Wed. May 28, 2025 1:45 PM - 3:15 PM Exhibition Hall Special Setting (6) (Exhibition Hall 7&8, Makuhari Messe)

convener:Yukiko Imada(Atmosphere and Ocean Research Institute, the University of Tokyo), Ayako Seiki(Japan Agency for Marine-Earth Science and Technology), Takanori Horii(Japan Agency for Marine-Earth Science and Technology), Youichi Kamae(Faculty of Life and Environmental Sciences, University of Tsukuba), Chairperson:Ayako Seiki(Japan Agency for Marine-Earth Science and Technology), Youichi Kamae(Faculty of Life and Environmental Sciences, University of Tsukuba)

1:45 PM - 2:00 PM

[ACG43-01] Global climate mode resonance due to rapidly intensifying El Niño-Southern Oscillation

★Invited Papers

*Malte F Stuecker1, Sen Zhao1, Axel Timmermann2, Ja-Yeon Moon2, Sun-Seon Lee2, Rohit Ghosh3, Fei-Fei Jin1 (1.University of Hawaii at Manoa, 2.IBS Center for Climate Physics, 3.Alfred Wegener Institute)

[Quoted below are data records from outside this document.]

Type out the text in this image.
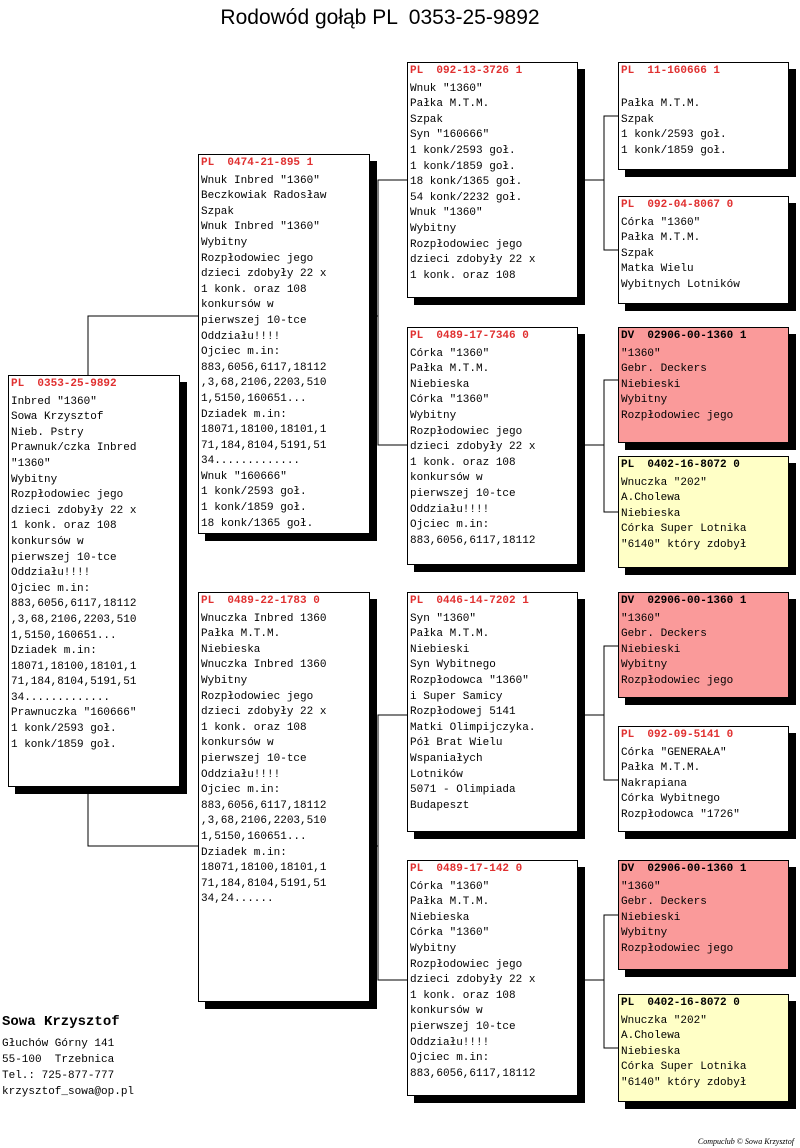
Rodowód gołąb PL  0353-25-9892
PL  0353-25-9892
Inbred "1360"
Sowa Krzysztof
Nieb. Pstry
Prawnuk/czka Inbred
"1360"
Wybitny
Rozpłodowiec jego
dzieci zdobyły 22 x
1 konk. oraz 108
konkursów w
pierwszej 10-tce
Oddziału!!!!
Ojciec m.in:
883,6056,6117,18112
,3,68,2106,2203,510
1,5150,160651...
Dziadek m.in:
18071,18100,18101,1
71,184,8104,5191,51
34.............
Prawnuczka "160666"
1 konk/2593 goł.
1 konk/1859 goł.
PL  0474-21-895 1
Wnuk Inbred "1360"
Beczkowiak Radosław
Szpak
Wnuk Inbred "1360"
Wybitny
Rozpłodowiec jego
dzieci zdobyły 22 x
1 konk. oraz 108
konkursów w
pierwszej 10-tce
Oddziału!!!!
Ojciec m.in:
883,6056,6117,18112
,3,68,2106,2203,510
1,5150,160651...
Dziadek m.in:
18071,18100,18101,1
71,184,8104,5191,51
34.............
Wnuk "160666"
1 konk/2593 goł.
1 konk/1859 goł.
18 konk/1365 goł.
PL  0489-22-1783 0
Wnuczka Inbred 1360
Pałka M.T.M.
Niebieska
Wnuczka Inbred 1360
Wybitny
Rozpłodowiec jego
dzieci zdobyły 22 x
1 konk. oraz 108
konkursów w
pierwszej 10-tce
Oddziału!!!!
Ojciec m.in:
883,6056,6117,18112
,3,68,2106,2203,510
1,5150,160651...
Dziadek m.in:
18071,18100,18101,1
71,184,8104,5191,51
34,24......
PL  092-13-3726 1
Wnuk "1360"
Pałka M.T.M.
Szpak
Syn "160666"
1 konk/2593 goł.
1 konk/1859 goł.
18 konk/1365 goł.
54 konk/2232 goł.
Wnuk "1360"
Wybitny
Rozpłodowiec jego
dzieci zdobyły 22 x
1 konk. oraz 108
PL  0489-17-7346 0
Córka "1360"
Pałka M.T.M.
Niebieska
Córka "1360"
Wybitny
Rozpłodowiec jego
dzieci zdobyły 22 x
1 konk. oraz 108
konkursów w
pierwszej 10-tce
Oddziału!!!!
Ojciec m.in:
883,6056,6117,18112
PL  0446-14-7202 1
Syn "1360"
Pałka M.T.M.
Niebieski
Syn Wybitnego
Rozpłodowca "1360"
i Super Samicy
Rozpłodowej 5141
Matki Olimpijczyka.
Pół Brat Wielu
Wspaniałych
Lotników
5071 - Olimpiada
Budapeszt
PL  0489-17-142 0
Córka "1360"
Pałka M.T.M.
Niebieska
Córka "1360"
Wybitny
Rozpłodowiec jego
dzieci zdobyły 22 x
1 konk. oraz 108
konkursów w
pierwszej 10-tce
Oddziału!!!!
Ojciec m.in:
883,6056,6117,18112
PL  11-160666 1

Pałka M.T.M.
Szpak
1 konk/2593 goł.
1 konk/1859 goł.
PL  092-04-8067 0
Córka "1360"
Pałka M.T.M.
Szpak
Matka Wielu
Wybitnych Lotników
DV  02906-00-1360 1
"1360"
Gebr. Deckers
Niebieski
Wybitny
Rozpłodowiec jego
PL  0402-16-8072 0
Wnuczka "202"
A.Cholewa
Niebieska
Córka Super Lotnika
"6140" który zdobył
DV  02906-00-1360 1
"1360"
Gebr. Deckers
Niebieski
Wybitny
Rozpłodowiec jego
PL  092-09-5141 0
Córka "GENERAŁA"
Pałka M.T.M.
Nakrapiana
Córka Wybitnego
Rozpłodowca "1726"
DV  02906-00-1360 1
"1360"
Gebr. Deckers
Niebieski
Wybitny
Rozpłodowiec jego
PL  0402-16-8072 0
Wnuczka "202"
A.Cholewa
Niebieska
Córka Super Lotnika
"6140" który zdobył
Sowa Krzysztof
Głuchów Górny 141
55-100  Trzebnica
Tel.: 725-877-777
krzysztof_sowa@op.pl
Compuclub © Sowa Krzysztof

Keywords:ENSO, greenhouse warming, climate dynamics

The El Niño-Southern Oscillation (ENSO) impacts climate variability across the globe, including many other modes of variability, thereby constituting the key predictable climate signal on seasonal timescales. However, how ENSO dynamics, its predictability, and its impacts change under greenhouse warming remains debated with climate models exhibiting a wide range of responses. Here we show that a state-of-the-art high-resolution climate model projects a possible future for ENSO that would have far-reaching consequences. The model simulates that ENSO gradually becomes less stable in boreal spring due to both the net feedback and the atmospheric stochastic forcing becoming stronger, approaching criticality in the second half of this century. Consequently, ENSO amplitude increases, ENSO events become highly regular, and ENSO both energizes and synchronizes with many other oceanic and atmospheric modes of variability. This global climate mode resonance would have wide-ranging “whiplash impacts” on regional climate.